Five Qs: Doug Armstrong of North Star Reach


Doug Armstrong is founder and CEO of North Star Reach, a camp affiliated with the SeriousFun Children’s Network founded by the late Paul Newman, that serves children who are recipients of organ transplants and/or have other medical challenges such leukemia and sickle cell anemia. Armstrong spoke with DBusiness Daily News about the progress on updating the camp near Pinckney, expected to open in fall 2015.

1. DDN: What inspired the creation of North Star Reach?

DA: This project grew from my experience taking organ transplant kids to camp and renting camp space at a YMCA facility. (Camp Michitanki) was founded through the University of Michigan Transplant Center in 1998 and quickly expanded to include children from any transplant program in the area.

We were able to offer a camp program for these kids by procuring the proper medical equipment and staffing and setting up a makeshift health center to manage their complex medical needs. However, there were limitations because the health centers were not designed and equipped to facilitate that care. The buildings are often not universally accessible for children with mobility issues and neither are the activities at camp. So we’re carrying wheelchairs up and down stairs and fighting with sand and other challenges to move people around the site. It was clear that the best way to combat many of these challenges was to create a facility and design it from the ground up to best accommodate everything we needed to offer a camp experience to these children in need.

2. DDN: How did the camp come about?

DA: In 2005, I learned that the University of Michigan had an old abandoned camp property near Pinckney that they were going to sell to a developer who was going to put condominiums around this beautiful lakefront peninsula.  So I got together letters of support from other medical camp programs that the University of Michigan had a connection with. All of these programs were committed to offering a camp experience for the kids and patients that they served, but none of them had what they considered an ideal situation. So we all got together and thought about how we would want the buildings and activities to be designed, and we designed a medical center that was able to do dialysis one week, chemotherapy the next, and infusions the next.

We put together a proposal and had a lot of meetings within the university, and in late 2006, early 2007, the university decided to abandon the sale of the real estate and protect the property for redevelopment. The U-M Health System made a big investment in purchasing the property from the main campus and then they charged me with creating a nonprofit organization, getting together a board, designing a facility, (undertaking) fundraising to support the facility, and partnering with other medical systems around the region to create North Star Reach.

3. DDN: How is the $26 million capital campaign going?

DA: We’ve raised a little more than $20 million. We’re moving forward with construction in early June. The first phase will be the utilities, site improvements, and infrastructure. And then by the end of August, early September, we expect the actual building construction to begin. We will be open in late fall of 2015.

4. DDN: How your first major fundraising event going? It sounds like fun.

DA: That was our goal. There are so many black-tie dinners and galas that we really wanted this to have a connection to the camp. So it’s going to be a night of adult camp and will be hosted by celebrity camp counselors — we’ve got some athletes and other well-known celebrities who are coming to support the camp. (The June 7th event) sold out three months ago.

Once the camp is built, we’ll host an event like this from the (Pinckney location).  For now, we’ve partnered with Zingerman’s (in Ann Arbor) and we’ll be hosting the event at Cornman Farms, which is their new banquet space in Dexter.

5. DDN: How do you hope to see the program grow?

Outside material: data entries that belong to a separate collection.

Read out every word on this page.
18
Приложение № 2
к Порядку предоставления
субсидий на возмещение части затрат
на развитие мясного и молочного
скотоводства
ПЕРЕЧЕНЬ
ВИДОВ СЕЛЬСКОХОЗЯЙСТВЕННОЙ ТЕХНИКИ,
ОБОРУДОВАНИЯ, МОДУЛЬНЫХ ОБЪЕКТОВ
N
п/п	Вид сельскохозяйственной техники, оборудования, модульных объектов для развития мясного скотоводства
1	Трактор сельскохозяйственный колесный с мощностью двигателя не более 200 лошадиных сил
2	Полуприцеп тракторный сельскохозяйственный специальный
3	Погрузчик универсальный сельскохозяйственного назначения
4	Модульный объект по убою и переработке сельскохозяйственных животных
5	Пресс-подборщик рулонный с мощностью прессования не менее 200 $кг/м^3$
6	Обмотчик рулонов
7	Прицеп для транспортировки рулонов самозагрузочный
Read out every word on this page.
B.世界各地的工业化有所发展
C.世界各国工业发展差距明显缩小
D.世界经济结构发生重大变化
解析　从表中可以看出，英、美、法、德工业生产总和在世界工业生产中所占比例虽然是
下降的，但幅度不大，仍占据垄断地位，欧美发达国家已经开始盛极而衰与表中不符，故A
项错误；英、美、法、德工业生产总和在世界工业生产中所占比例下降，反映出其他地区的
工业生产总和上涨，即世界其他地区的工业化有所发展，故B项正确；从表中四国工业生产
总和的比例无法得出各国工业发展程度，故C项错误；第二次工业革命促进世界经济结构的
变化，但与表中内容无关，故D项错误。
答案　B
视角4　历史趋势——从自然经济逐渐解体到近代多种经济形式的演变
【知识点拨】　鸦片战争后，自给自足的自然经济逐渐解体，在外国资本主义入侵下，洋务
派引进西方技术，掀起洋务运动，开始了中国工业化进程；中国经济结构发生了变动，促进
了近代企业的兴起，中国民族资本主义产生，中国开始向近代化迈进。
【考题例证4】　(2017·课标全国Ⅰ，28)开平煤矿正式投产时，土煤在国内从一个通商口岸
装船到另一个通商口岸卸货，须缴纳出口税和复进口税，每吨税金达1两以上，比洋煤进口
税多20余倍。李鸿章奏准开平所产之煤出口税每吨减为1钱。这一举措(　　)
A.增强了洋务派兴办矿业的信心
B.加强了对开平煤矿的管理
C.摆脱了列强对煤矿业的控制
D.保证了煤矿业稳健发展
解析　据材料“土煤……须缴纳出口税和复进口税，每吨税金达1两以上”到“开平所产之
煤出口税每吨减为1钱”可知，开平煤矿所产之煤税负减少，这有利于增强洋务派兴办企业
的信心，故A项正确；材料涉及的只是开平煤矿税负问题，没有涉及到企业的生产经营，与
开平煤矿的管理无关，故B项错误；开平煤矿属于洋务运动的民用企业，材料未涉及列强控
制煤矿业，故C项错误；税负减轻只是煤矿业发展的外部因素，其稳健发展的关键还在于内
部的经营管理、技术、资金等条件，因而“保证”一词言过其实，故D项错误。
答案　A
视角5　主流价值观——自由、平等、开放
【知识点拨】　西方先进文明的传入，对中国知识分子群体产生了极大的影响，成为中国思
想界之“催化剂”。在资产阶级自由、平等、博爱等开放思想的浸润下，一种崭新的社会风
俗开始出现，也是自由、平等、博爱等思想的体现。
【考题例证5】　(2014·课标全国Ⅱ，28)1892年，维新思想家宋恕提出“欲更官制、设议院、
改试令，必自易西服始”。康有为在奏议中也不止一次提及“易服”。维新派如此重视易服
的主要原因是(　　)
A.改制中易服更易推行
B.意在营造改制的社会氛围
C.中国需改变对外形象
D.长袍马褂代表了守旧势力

DA: One of things that really attracted me to having our own facility was the ability to have access for more than just one week a year. We offer these kids an experience for one week a year (where they have) the opportunity to sort of normalize their experience. In their daily lives, they’re often much different than the people they spend their time with. They’re the only one who has had a big surgery or has to take medication every day or has some limitation based on their medical condition. And then they come to camp, they find there’s 120 kids just like them, and that’s a really powerful experience. But if we only have them for a week each summer, then they spend 51 weeks waiting for that one week to reoccur.

By having our facility, we (also) have the opportunity to use the fall, the winter, and the spring for additional gatherings. Those could be camp reunions, where the campers just come back together for a weekend, or it could be family camp, where their whole families come together. There’s respite care. There are peer support groups. There are unlimited possibilities to how we can use this facility to support children and their families who have been touched by medical challenges. I see this facility being a sort of central location where medical professionals and children who have been affected by disease and their families all can come together.